All agree that Saddam is a threat who eventually must be dealt with, and none
flatly opposes military action.  But, they say, the U.S. government has no
dramatic new knowledge about the Iraqi leader that justifies Bush's urgent
call to arms.
 

"I've seen nothing that's compelling," said one military officer who has
access to intelligence reports.  Some lawmakers have voiced similar concerns
after receiving CIA briefings.
 

Sen.

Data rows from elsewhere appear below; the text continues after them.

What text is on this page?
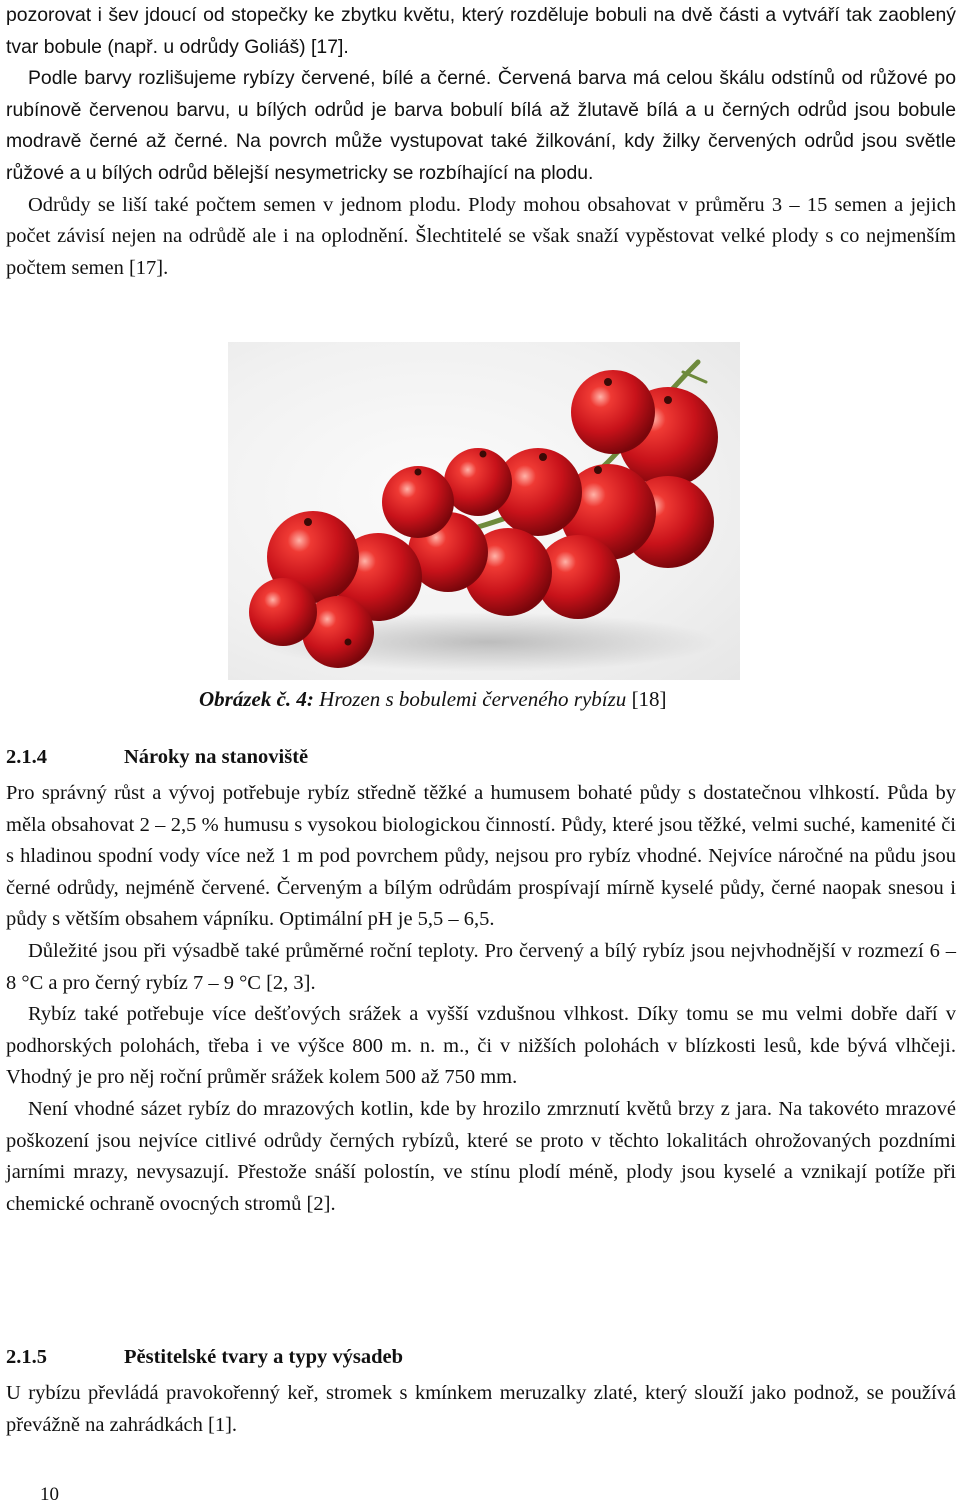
pozorovat i šev jdoucí od stopečky ke zbytku květu, který rozděluje bobuli na dvě části a vytváří tak zaoblený tvar bobule (např. u odrůdy Goliáš) [17].

Podle barvy rozlišujeme rybízy červené, bílé a černé. Červená barva má celou škálu odstínů od růžové po rubínově červenou barvu, u bílých odrůd je barva bobulí bílá až žlutavě bílá a u černých odrůd jsou bobule modravě černé až černé. Na povrch může vystupovat také žilkování, kdy žilky červených odrůd jsou světle růžové a u bílých odrůd bělejší nesymetricky se rozbíhající na plodu.

Odrůdy se liší také počtem semen v jednom plodu. Plody mohou obsahovat v průměru 3 – 15 semen a jejich počet závisí nejen na odrůdě ale i na oplodnění. Šlechtitelé se však snaží vypěstovat velké plody s co nejmenším počtem semen [17].

Obrázek č. 4: Hrozen s bobulemi červeného rybízu [18]
2.1.4	Nároky na stanoviště

Pro správný růst a vývoj potřebuje rybíz středně těžké a humusem bohaté půdy s dostatečnou vlhkostí. Půda by měla obsahovat 2 – 2,5 % humusu s vysokou biologickou činností. Půdy, které jsou těžké, velmi suché, kamenité či s hladinou spodní vody více než 1 m pod povrchem půdy, nejsou pro rybíz vhodné. Nejvíce náročné na půdu jsou černé odrůdy, nejméně červené. Červeným a bílým odrůdám prospívají mírně kyselé půdy, černé naopak snesou i půdy s větším obsahem vápníku. Optimální pH je 5,5 – 6,5.

Důležité jsou při výsadbě také průměrné roční teploty. Pro červený a bílý rybíz jsou nejvhodnější v rozmezí 6 – 8 °C a pro černý rybíz 7 – 9 °C [2, 3].

Rybíz také potřebuje více dešťových srážek a vyšší vzdušnou vlhkost. Díky tomu se mu velmi dobře daří v podhorských polohách, třeba i ve výšce 800 m. n. m., či v nižších polohách v blízkosti lesů, kde bývá vlhčeji. Vhodný je pro něj roční průměr srážek kolem 500 až 750 mm.

Není vhodné sázet rybíz do mrazových kotlin, kde by hrozilo zmrznutí květů brzy z jara. Na takovéto mrazové poškození jsou nejvíce citlivé odrůdy černých rybízů, které se proto v těchto lokalitách ohrožovaných pozdními jarními mrazy, nevysazují. Přestože snáší polostín, ve stínu plodí méně, plody jsou kyselé a vznikají potíže při chemické ochraně ovocných stromů [2].

2.1.5	Pěstitelské tvary a typy výsadeb

U rybízu převládá pravokořenný keř, stromek s kmínkem meruzalky zlaté, který slouží jako podnož, se používá převážně na zahrádkách [1].

10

Richard Durbin, D-Illinois, said some information he had seen did not
support Bush's portrayal of the Iraqi threat.  "It's troubling to have
classified information that contradicts statements made by the
administration," Durbin said.  "There's more they should share with the
public."
 

In his Monday night speech, Bush emphasized that if Saddam gained control of
radioactive material no bigger than a softball," he could build a nuclear
weapon potent enough to intimidate his region, blackmail the world and
covertly arm terrorists.  But a senior administration intelligence official
notes that Saddam has sought such highly enriched uranium for many years
without success, and there is no evidence that he has it now.
 

Moreover, the senior official said, Saddam has no way to deliver a nuclear
weapon against a U.S. target.  "Give them a nuclear weapon, and you have the
problem of delivery.  Give them delivery, even clandestine, and you have a
problem of plausible denial.  Does anyone think that a nuclear weapon
detonating in a Ryder truck or tramp freighter would not automatically
trigger a response that would include Iraq, Iran, North Korea?" the
intelligence official asked.
 

Several administration and intelligence officials defended CIA Director
George Tenet, saying that Tenet is not pressuring his analysts, but is
quietly working to include dissenting opinions in intelligence estimates and
congressional briefings.
 

In one case, a senior administration official said, Tenet made sure that a
State Department official told Congress that the Energy and State departments
disagreed with an intelligence assessment that said hundreds of aluminum
tubes Iraq tried to purchase were intended for Baghdad's secret
nuclear-weapons program.  Analysts in both departments concluded that the
Iraqis probably wanted the tubes to make conventional artillery pieces.
 

Other examples of questionable statements include:
 

* Vice President Dick Cheney said in late August that Iraq might have nuclear
weapons "fairly soon."
 

But a CIA report released Friday said it could take Iraq until the last half
of the decade to produce a nuclear weapon, unless it could acquire bomb-grade
uranium or plutonium on the black market.
 

* Also in August, Rumsfeld suggested that al Qaeda operatives fleeing
Afghanistan were taking refuge in Iraq with Saddam's assistance.  "In a
vicious, repressive dictatorship that exercises near-total control over its
population, it's very hard to imagine that the government is not aware of
what's taking place in the country," he said.
 

Rumsfeld apparently was referring to about 150 members of the militant
Islamic group Ansar al Islam ("Supporters of Islam") who have taken refuge in
Kurdish areas of northern Iraq.  However, one of America's would-be Kurdish
allies controls that part of the country, not Saddam.
 

Current and former military officers also question the view sometimes
expressed by Cheney, Rumsfeld and their civilian advisers in and out of the
U.S. government that an American-led campaign against the Iraqi military
would be a walkover.
 

"It is an article of faith among those with no military experience that the
Iraqi military is low-hanging fruit," said one intelligence officer.